While Clumber has shared cuttings with other collectors before, this year, the cuttings are being shared with collectors to grow in areas beyond the Midlands. Apples prefer to grow in cooler climates and don’t always thrive in the milder winters that the Midlands are more commonly experiencing. By sharing cuttings to grow in different environments, it safeguards their future.

“As they say, ‘you can’t keep all your eggs in one basket’,” said Dale. “The varieties need to go far and wide for a better sense of survival.”

“The heritage varieties in our care have developed and adapted for the microclimate in this area, but if changes occur in the climate or the environment and stop the apples from thriving, then their future is at risk.

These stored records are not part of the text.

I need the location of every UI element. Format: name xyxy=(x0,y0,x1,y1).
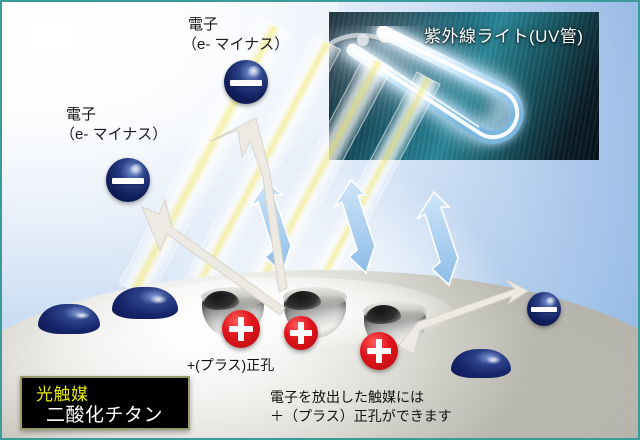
uv-panel-label: 紫外線ライト(UV管) xyxy=(424,22,583,47)
electron-specular xyxy=(248,66,261,77)
free-electron-left xyxy=(106,158,150,202)
crater-shadow xyxy=(286,291,321,310)
note-line1: 電子を放出した触媒には xyxy=(270,388,424,407)
electron-top-label-line2: （e- マイナス） xyxy=(182,36,289,54)
embedded-electron-dome xyxy=(451,349,511,378)
electron-specular xyxy=(130,164,143,175)
emission-arrow-1 xyxy=(211,118,287,292)
hole-badge-1 xyxy=(222,310,260,348)
crater-shadow xyxy=(204,291,239,310)
crater-shadow xyxy=(366,305,401,324)
plus-vertical xyxy=(298,322,303,344)
catalyst-caption-line2: 二酸化チタン xyxy=(46,400,163,427)
minus-sign xyxy=(230,80,263,86)
electron-left-label-line1: 電子 xyxy=(66,106,96,124)
free-electron-top xyxy=(224,60,268,104)
uv-lamp-panel: 紫外線ライト(UV管) xyxy=(329,12,599,160)
free-electron-right xyxy=(527,292,561,326)
photocatalysis-diagram: 紫外線ライト(UV管) xyxy=(0,0,640,440)
minus-sign xyxy=(531,307,556,312)
electron-specular xyxy=(546,297,556,306)
hole-badge-2 xyxy=(284,316,318,350)
incident-arrow-2 xyxy=(334,180,375,273)
embedded-electron-3 xyxy=(451,349,511,395)
minus-sign xyxy=(112,178,145,184)
incident-arrow-3 xyxy=(417,192,458,285)
hole-badge-3 xyxy=(360,332,398,370)
electron-top-label-line1: 電子 xyxy=(188,16,218,34)
catalyst-caption-box: 光触媒 二酸化チタン xyxy=(20,376,190,430)
embedded-electron-glint xyxy=(486,356,502,363)
note-line2: ＋（プラス）正孔ができます xyxy=(270,407,452,426)
embedded-electron-dome xyxy=(38,304,100,334)
electron-left-label-line2: （e- マイナス） xyxy=(60,126,167,144)
incident-arrow-1 xyxy=(250,180,291,273)
plus-vertical xyxy=(238,317,244,341)
embedded-electron-glint xyxy=(150,295,167,303)
embedded-electron-2 xyxy=(112,287,178,339)
plus-vertical xyxy=(376,339,382,363)
embedded-electron-dome xyxy=(112,287,178,319)
embedded-electron-1 xyxy=(38,304,100,352)
hole-label: +(プラス)正孔 xyxy=(187,357,274,374)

Our role as horticulturists is to work with other organisations to safeguard the future of these varieties, or they will be lost.”

Each year, the small team of gardeners, supported by an army of 84 keen volunteers, takes care of Clumber Park’s orchards and its Walled Kitchen Garden. They host the annual Apple Day celebrations in autumn and Blossom Week in spring, where they champion the old heritage varieties and raise awareness of their importance. The park is also home to a National Collection of rhubarb.